From Congressional minutes and legislation to online debates and Twitter comments, textual data can provide valuable information essential for understanding decision-making, public sentiment, and social interaction. Yet, real world data is often messy and highly unstructured. This workshop series will address how to extract high quality data from online text resources and apply natural language processing (NLP) to turn mined information into impactful summaries and visualizations.
With recent improvements in NLP, users now have many options for solving complex challenges. However, it is not always clear which tools or libraries work best for social science research. In this dynamically evolving field of data collection, the method and libraries that you should use and in what order can be overwhelming. This workshop aims to provide a series of blueprints for best practice solutions to common tasks in text analytics and natural language processing.

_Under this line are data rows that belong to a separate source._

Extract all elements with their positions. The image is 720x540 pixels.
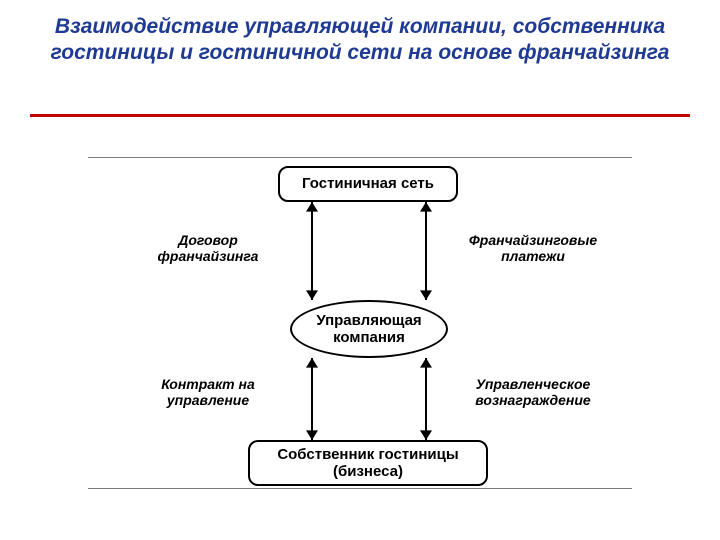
connectors <box>0 0 720 540</box>
edge-label-management-fee: Управленческое вознаграждение <box>438 376 628 408</box>
edge-label-franchise-contract: Договор франчайзинга <box>128 232 288 264</box>
diagram-rule-bottom <box>88 488 632 489</box>
slide: Взаимодействие управляющей компании, соб… <box>0 0 720 540</box>
edge-label-management-contract: Контракт на управление <box>128 376 288 408</box>
diagram: Гостиничная сеть Управляющая компания Со… <box>0 0 720 540</box>
edge-label-franchise-payments: Франчайзинговые платежи <box>438 232 628 264</box>
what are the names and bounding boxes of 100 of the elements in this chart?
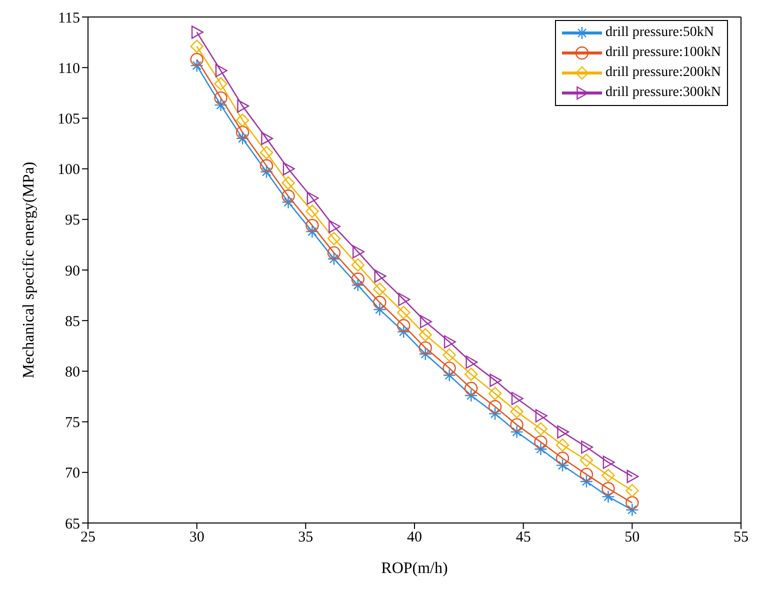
point (397, 306, 410, 320)
point (418, 328, 432, 342)
point (444, 335, 456, 348)
point (488, 400, 502, 414)
y-tick-label: 75 (65, 415, 80, 432)
point (510, 418, 524, 432)
point (190, 52, 204, 66)
point (327, 246, 341, 260)
point (442, 362, 456, 375)
point (351, 278, 365, 292)
point (556, 438, 570, 452)
point (352, 245, 365, 258)
point (556, 458, 570, 472)
x-tick-label: 45 (516, 530, 531, 546)
point (397, 319, 410, 332)
point (327, 232, 341, 246)
point (418, 341, 432, 355)
y-tick-label: 90 (65, 263, 80, 280)
y-tick-label: 115 (58, 10, 80, 26)
legend-label: drill pressure:300kN (606, 85, 721, 101)
point (351, 272, 365, 286)
point (214, 91, 228, 105)
point (581, 440, 594, 454)
point (464, 388, 478, 402)
point (214, 77, 228, 90)
point (398, 292, 410, 306)
point (490, 374, 502, 387)
point (191, 26, 204, 39)
y-tick-label: 100 (58, 162, 80, 178)
point (602, 468, 615, 482)
point (282, 162, 295, 176)
point (282, 196, 295, 209)
point (534, 435, 548, 449)
point (327, 252, 341, 266)
point (488, 407, 502, 420)
point (557, 425, 570, 439)
point (418, 347, 432, 361)
point (626, 496, 639, 510)
y-tick-label: 65 (65, 516, 80, 532)
point (261, 132, 274, 146)
point (306, 192, 319, 205)
point (306, 204, 319, 218)
y-tick-label: 105 (58, 112, 80, 128)
point (190, 40, 204, 53)
point (328, 220, 341, 234)
x-tick-label: 40 (407, 530, 422, 546)
point (464, 382, 478, 396)
point (626, 484, 639, 498)
point (373, 302, 386, 316)
point (534, 422, 548, 436)
point (260, 159, 274, 172)
point (580, 474, 594, 488)
x-axis-title: ROP(m/h) (381, 560, 448, 577)
point (510, 425, 524, 439)
point (602, 456, 615, 469)
point (236, 132, 250, 146)
point (602, 490, 615, 504)
point (442, 368, 456, 382)
y-tick-label: 110 (58, 60, 80, 77)
point (260, 165, 274, 178)
point (626, 470, 639, 484)
point (306, 224, 319, 238)
y-axis-title: Mechanical specific energy(MPa) (20, 162, 38, 378)
point (580, 454, 594, 467)
y-tick-label: 80 (65, 364, 80, 381)
point (534, 442, 548, 456)
point (442, 348, 456, 362)
point (236, 126, 250, 139)
legend-label: drill pressure:50kN (606, 25, 714, 41)
point (466, 355, 478, 369)
point (236, 114, 250, 127)
point (580, 468, 594, 482)
point (215, 64, 228, 78)
legend-label: drill pressure:200kN (606, 65, 721, 81)
point (214, 98, 228, 112)
point (374, 269, 386, 283)
x-tick-label: 50 (624, 530, 640, 546)
y-tick-label: 85 (65, 314, 80, 330)
point (397, 325, 410, 338)
point (535, 409, 548, 422)
x-tick-label: 25 (80, 530, 96, 546)
y-tick-label: 70 (65, 466, 80, 482)
point (351, 258, 365, 272)
point (556, 452, 570, 465)
point (282, 190, 295, 203)
y-tick-label: 95 (65, 212, 80, 229)
point (626, 503, 639, 516)
point (488, 386, 502, 400)
point (260, 146, 274, 160)
x-tick-label: 35 (298, 530, 314, 546)
point (464, 368, 478, 381)
point (306, 218, 319, 232)
x-tick-label: 55 (734, 530, 748, 546)
point (373, 282, 386, 296)
point (373, 296, 386, 309)
x-tick-label: 30 (189, 530, 204, 546)
legend-label: drill pressure:100kN (606, 45, 721, 61)
point (420, 315, 432, 328)
point (602, 482, 615, 496)
point (237, 99, 250, 113)
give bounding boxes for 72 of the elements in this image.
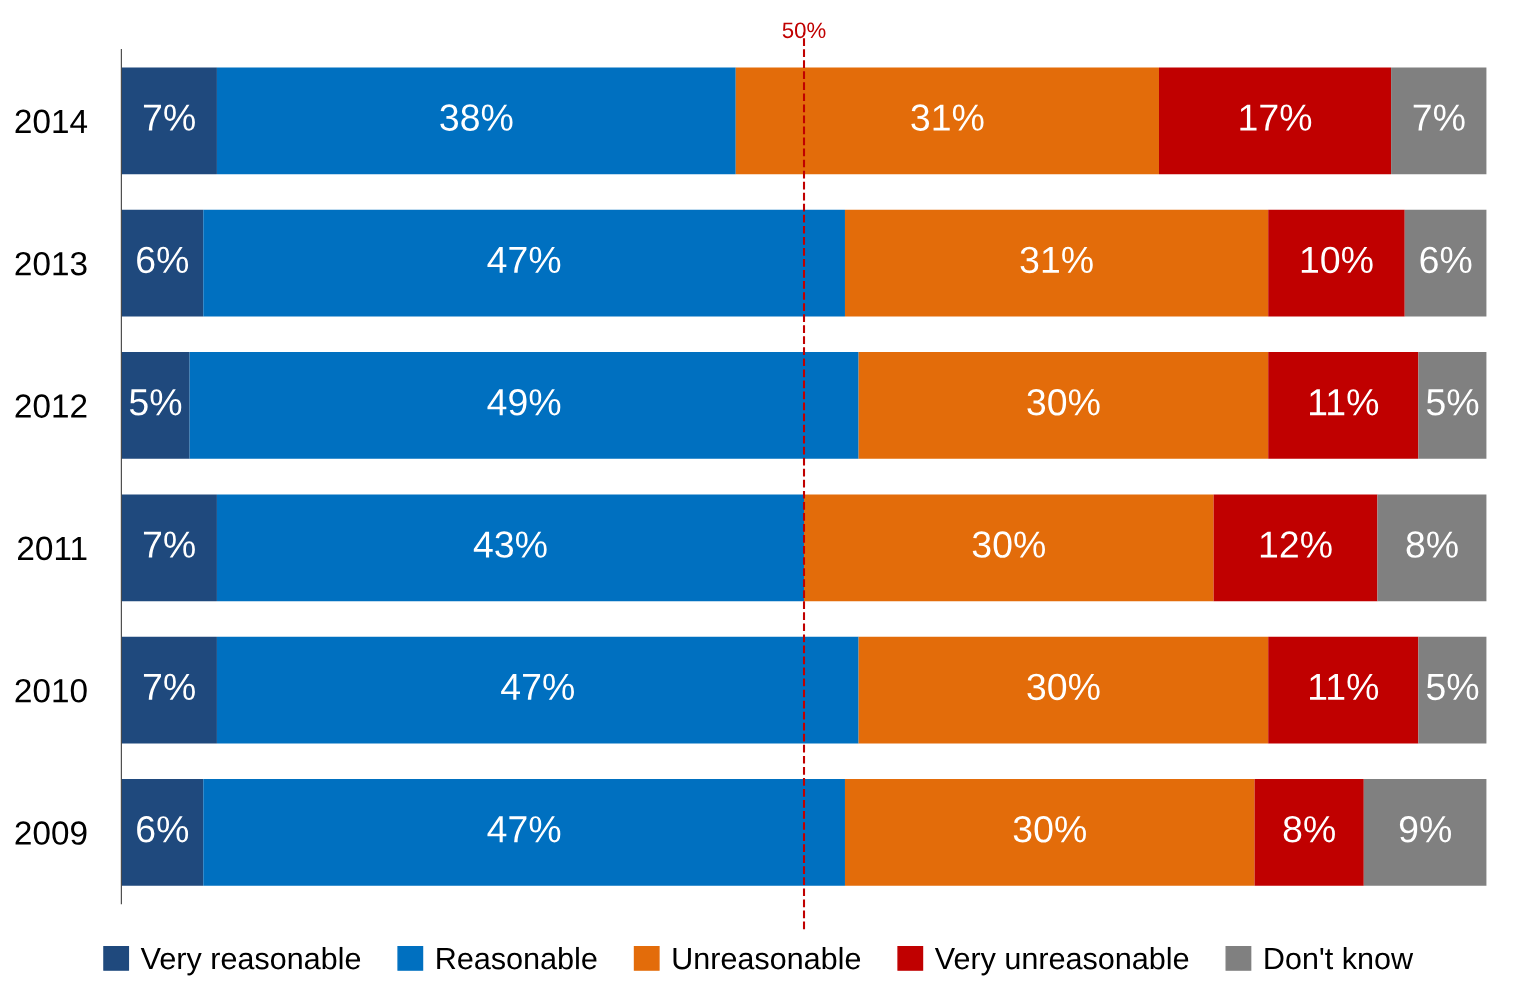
- data-label: 11%: [1310, 389, 1379, 416]
- data-label: 38%: [440, 104, 513, 131]
- bar: [858, 352, 1269, 459]
- legend-label: Reasonable: [437, 946, 597, 970]
- data-label: 7%: [143, 531, 195, 558]
- data-label: 6%: [137, 246, 189, 274]
- data-label: 30%: [972, 531, 1045, 558]
- bar: [1268, 352, 1419, 459]
- y-tick-label: 2014: [15, 109, 88, 134]
- bar: [121, 779, 204, 886]
- data-label: 6%: [137, 815, 189, 843]
- bar: [1377, 494, 1487, 602]
- data-label: 47%: [487, 246, 561, 274]
- bar: [1268, 636, 1419, 744]
- bar: [216, 67, 736, 175]
- bar: [1391, 67, 1487, 175]
- bar: [121, 494, 217, 602]
- data-label: 8%: [1283, 815, 1335, 843]
- data-label: 11%: [1310, 673, 1379, 701]
- data-label: 6%: [1420, 246, 1472, 274]
- data-label: 43%: [473, 531, 547, 558]
- bar: [735, 67, 1159, 175]
- bar: [1418, 352, 1487, 459]
- bar: [1268, 209, 1405, 317]
- y-tick-label: 2013: [15, 251, 87, 276]
- data-label: 30%: [1027, 673, 1100, 701]
- data-label: 5%: [1426, 673, 1479, 701]
- bar: [203, 209, 845, 317]
- legend-label: Very reasonable: [140, 946, 361, 976]
- data-label: 47%: [501, 673, 574, 701]
- y-tick-label: 2009: [15, 821, 87, 845]
- data-label: 5%: [129, 389, 182, 416]
- data-label: 7%: [143, 104, 195, 131]
- bar: [1213, 494, 1378, 602]
- data-label: 12%: [1260, 531, 1332, 558]
- bar: [203, 779, 845, 886]
- bar: [1254, 779, 1364, 886]
- y-tick-label: 2011: [18, 536, 87, 561]
- y-tick-label: 2010: [15, 678, 87, 703]
- bar: [121, 209, 204, 317]
- data-label: 9%: [1399, 815, 1451, 843]
- bar: [858, 636, 1269, 744]
- ref-line-label: 50%: [782, 22, 826, 39]
- data-label: 30%: [1013, 815, 1086, 843]
- data-label: 17%: [1240, 104, 1312, 131]
- legend-label: Unreasonable: [673, 946, 861, 970]
- data-label: 49%: [487, 388, 561, 416]
- data-label: 8%: [1406, 531, 1458, 558]
- data-label: 31%: [1020, 246, 1093, 274]
- legend-label: Don't know: [1265, 946, 1414, 970]
- bar: [1404, 209, 1487, 317]
- bar: [1158, 67, 1392, 175]
- data-label: 7%: [143, 673, 195, 701]
- data-label: 5%: [1426, 389, 1479, 416]
- bar: [216, 494, 805, 602]
- data-label: 30%: [1027, 388, 1100, 416]
- bar: [1363, 779, 1487, 886]
- bar: [844, 779, 1255, 886]
- data-label: 31%: [911, 104, 984, 131]
- bar: [844, 209, 1269, 317]
- data-label: 10%: [1301, 246, 1373, 274]
- bar: [121, 636, 217, 744]
- bar: [216, 636, 859, 744]
- bar: [121, 67, 217, 175]
- data-label: 47%: [487, 816, 561, 843]
- bar: [804, 494, 1214, 602]
- bar: [1418, 636, 1487, 744]
- data-label: 7%: [1413, 104, 1465, 131]
- bar: [121, 352, 190, 459]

In three two-hour sessions, we will:
- Week 1
- Extract data from APIs and web pages
Prepare textual data for statistical analysis and machine learning
- Week 2
- Use machine learning for classification, topic modeling, and summarization
- Week 3
- Explore and visualize semantic similarities with word embeddings
Create a knowledge graph based on named entities and their relations
Basic knowledge of Python including Pandas and some familiarity with Jupyter notebooks would be helpful but is not essential. In order to participate and install required libraries, you should have access to a computer on which you have administrative privileges.
Event Details:
Date: Wednesday, November 3rd, 10th, and 17th
Time: 12:00pm – 2:00pm Central Time
Location: Zoom
Audience: Open to faculty, graduate students, and research staff.
The Zoom meeting link will be sent to registrants on the morning of the session.